— Совершенно верно, - согласился Шеин. А Рябов и опять смолчал.
— Собаки, например! - вяло кричал доктор. - Им не нужно лекарств! Сами себе ищут травку. И получается,
что все наши научно-исследовательские институты – ни что по сравнению с обонянием обычного Бобика.
— Ну уж вы... - запыхтел полковник. - Это ж даже ж, хе-хе-хе, определенное отрицание вашей же науки Гиппократа.
Как видите, спор принимал интересное направление.
- Не, - вдруг сказал Рябов.
Друзья посмотрели на него.
- Что означает ваше "не", юноша? - напружинился полковник.
- Вы со мной не согласны? - заинтересовался доктор.
Тут Рябов страшно смутился. Он схватился за очочки,
протер их, снова надел и заявил дрожащим голоском:
- Что вы! Я - за вас. Но я и не против вас, - поспешил он объясниться с полковником. - Я, то есть мы с
вами, доктор, не отрицаем всякую науку. Мы просто подчеркиваем многовариантность бытия, правда? Ведь возможности человека использованы всего лишь на 0,000001%. Человек, например, может все. Он даже может, усилием воли, разумеется, зависать в воздухе!
— Чего? - удивился офицер.
— А - летать, - тонко улыбаясь, пояснил Царьков. - Наш друг хочет сказать, что человек сам и безовсего может летать, если того захочет его разум. А только это... - он выдержал паузу. - Это - старая идеалистическая сказка.
— Во-во, - поддержал полковник.
— Не летать, - осмелился уточнить Рябов. - А лишь зависать в воздухе.
Доктор улыбался. Полковнику же при этих словах страшно захотелось пива. Полковник сглотнул, а доктор почти вежливо обратился к Рябову:
— И это всем простым людям дано или только избранным личностям?

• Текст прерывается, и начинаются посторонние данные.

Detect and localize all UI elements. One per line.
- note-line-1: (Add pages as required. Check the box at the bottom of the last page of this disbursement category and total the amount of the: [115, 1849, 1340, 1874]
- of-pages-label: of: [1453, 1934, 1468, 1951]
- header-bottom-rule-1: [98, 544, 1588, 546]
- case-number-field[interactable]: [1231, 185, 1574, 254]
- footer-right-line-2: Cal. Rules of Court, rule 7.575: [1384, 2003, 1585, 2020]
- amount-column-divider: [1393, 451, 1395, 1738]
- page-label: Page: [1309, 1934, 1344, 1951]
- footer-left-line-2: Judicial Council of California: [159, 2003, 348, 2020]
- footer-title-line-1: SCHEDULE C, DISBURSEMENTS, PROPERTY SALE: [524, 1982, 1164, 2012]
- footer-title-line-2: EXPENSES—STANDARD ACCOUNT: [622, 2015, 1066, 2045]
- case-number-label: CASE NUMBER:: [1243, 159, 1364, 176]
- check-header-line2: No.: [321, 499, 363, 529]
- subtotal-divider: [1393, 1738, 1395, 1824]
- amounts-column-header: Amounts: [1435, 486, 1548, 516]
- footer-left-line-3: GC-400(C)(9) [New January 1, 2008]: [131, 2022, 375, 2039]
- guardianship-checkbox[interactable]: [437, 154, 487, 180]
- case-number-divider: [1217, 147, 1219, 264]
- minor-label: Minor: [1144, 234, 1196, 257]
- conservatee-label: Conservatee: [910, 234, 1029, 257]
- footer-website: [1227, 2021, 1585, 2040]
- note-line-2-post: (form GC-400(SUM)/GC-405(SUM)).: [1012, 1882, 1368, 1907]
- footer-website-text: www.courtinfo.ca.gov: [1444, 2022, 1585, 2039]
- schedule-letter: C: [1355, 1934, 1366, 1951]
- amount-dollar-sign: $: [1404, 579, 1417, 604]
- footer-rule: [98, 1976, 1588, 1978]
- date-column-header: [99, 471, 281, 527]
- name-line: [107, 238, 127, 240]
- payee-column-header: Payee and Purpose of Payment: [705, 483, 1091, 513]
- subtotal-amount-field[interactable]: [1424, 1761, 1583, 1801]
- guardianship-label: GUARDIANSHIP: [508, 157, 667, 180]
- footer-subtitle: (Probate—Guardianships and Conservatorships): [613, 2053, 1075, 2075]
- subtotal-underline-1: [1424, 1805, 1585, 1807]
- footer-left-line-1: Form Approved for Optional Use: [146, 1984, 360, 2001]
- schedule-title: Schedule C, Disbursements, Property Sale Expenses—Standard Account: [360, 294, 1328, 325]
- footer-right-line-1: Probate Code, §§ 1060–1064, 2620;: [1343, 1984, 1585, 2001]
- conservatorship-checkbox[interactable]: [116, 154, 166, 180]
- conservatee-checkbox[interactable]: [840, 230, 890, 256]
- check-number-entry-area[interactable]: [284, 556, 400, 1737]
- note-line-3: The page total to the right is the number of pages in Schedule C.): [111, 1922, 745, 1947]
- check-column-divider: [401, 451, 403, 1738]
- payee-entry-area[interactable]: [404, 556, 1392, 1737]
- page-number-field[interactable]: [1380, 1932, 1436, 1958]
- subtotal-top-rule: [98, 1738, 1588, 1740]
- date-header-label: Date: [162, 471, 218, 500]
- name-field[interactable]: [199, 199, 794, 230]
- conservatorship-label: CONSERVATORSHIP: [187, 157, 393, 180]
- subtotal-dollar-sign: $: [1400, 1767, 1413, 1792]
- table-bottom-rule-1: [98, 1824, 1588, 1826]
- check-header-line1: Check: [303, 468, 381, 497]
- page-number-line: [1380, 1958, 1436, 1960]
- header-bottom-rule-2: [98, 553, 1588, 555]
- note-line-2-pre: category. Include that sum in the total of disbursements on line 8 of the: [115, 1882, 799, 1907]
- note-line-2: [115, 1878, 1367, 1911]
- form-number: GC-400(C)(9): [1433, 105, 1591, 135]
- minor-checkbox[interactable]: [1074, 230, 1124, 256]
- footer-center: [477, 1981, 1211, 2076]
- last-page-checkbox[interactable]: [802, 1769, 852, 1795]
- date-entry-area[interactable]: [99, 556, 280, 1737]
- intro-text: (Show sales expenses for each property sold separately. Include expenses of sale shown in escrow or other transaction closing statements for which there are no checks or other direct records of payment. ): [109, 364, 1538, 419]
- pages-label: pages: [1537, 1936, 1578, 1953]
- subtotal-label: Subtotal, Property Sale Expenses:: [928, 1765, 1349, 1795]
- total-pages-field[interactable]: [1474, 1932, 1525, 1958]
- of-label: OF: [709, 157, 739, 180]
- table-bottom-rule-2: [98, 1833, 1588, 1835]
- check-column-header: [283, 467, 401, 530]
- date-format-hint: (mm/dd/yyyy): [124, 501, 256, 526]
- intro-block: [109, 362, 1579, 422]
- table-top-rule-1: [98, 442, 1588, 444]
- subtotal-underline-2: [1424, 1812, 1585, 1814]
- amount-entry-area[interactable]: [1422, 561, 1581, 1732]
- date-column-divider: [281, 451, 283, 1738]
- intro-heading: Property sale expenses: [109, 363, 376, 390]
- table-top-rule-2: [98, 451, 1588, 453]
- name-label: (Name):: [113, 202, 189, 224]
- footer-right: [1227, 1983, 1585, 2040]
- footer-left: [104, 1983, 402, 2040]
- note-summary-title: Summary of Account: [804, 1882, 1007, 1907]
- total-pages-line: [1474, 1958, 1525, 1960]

— Не знаю, - потупился Рябов.
— А вы сами не можете продемонстрировать нам такой дивный случай?
— Могу, - тихо сказал Рябов.
— Но, разумеется, не желаете? - рассмеялся доктор.
— Не хочу, но могу. Впрочем, могу и несмотря на нежелание, - совсем запутался Рябов.
Доктор вежливо захлопал в ладоши.
И тогда Рябов частично сложил шезлонг, превратив его в стул. Сел на стул. Напружинился. И немедленно медленно поднялся в небеса.
Представляете, какое тут наступило некоторое молчание?
Полковник дышал открытым ртом. А доктор спросил, заикаясь:
- Ну и что? Что там видно?
Сверху донесся унылый голос Рябова:
— Космос! Открылась бездна, звезд полна! Окоем! Тучки небесные, вечные странницы! Философия! И, кроме
того, тут, оказывается, рядом женский пляж, весь усеянный голыми женскими телами.
— Неужто... совсем... голыми? - задохнулся полковник.
— Натурально голыми, - так же уныло прокричал Рябов.
— И все... э... прелести видно? - оживился доктор.
-Ну...
— Так ты, это, Рябов! Ты возьми нас с собой, - засуетился полковник. И обратился к доктору: - Валерий Михалыч, скажи хоть ты ему, чтоб он нас взял!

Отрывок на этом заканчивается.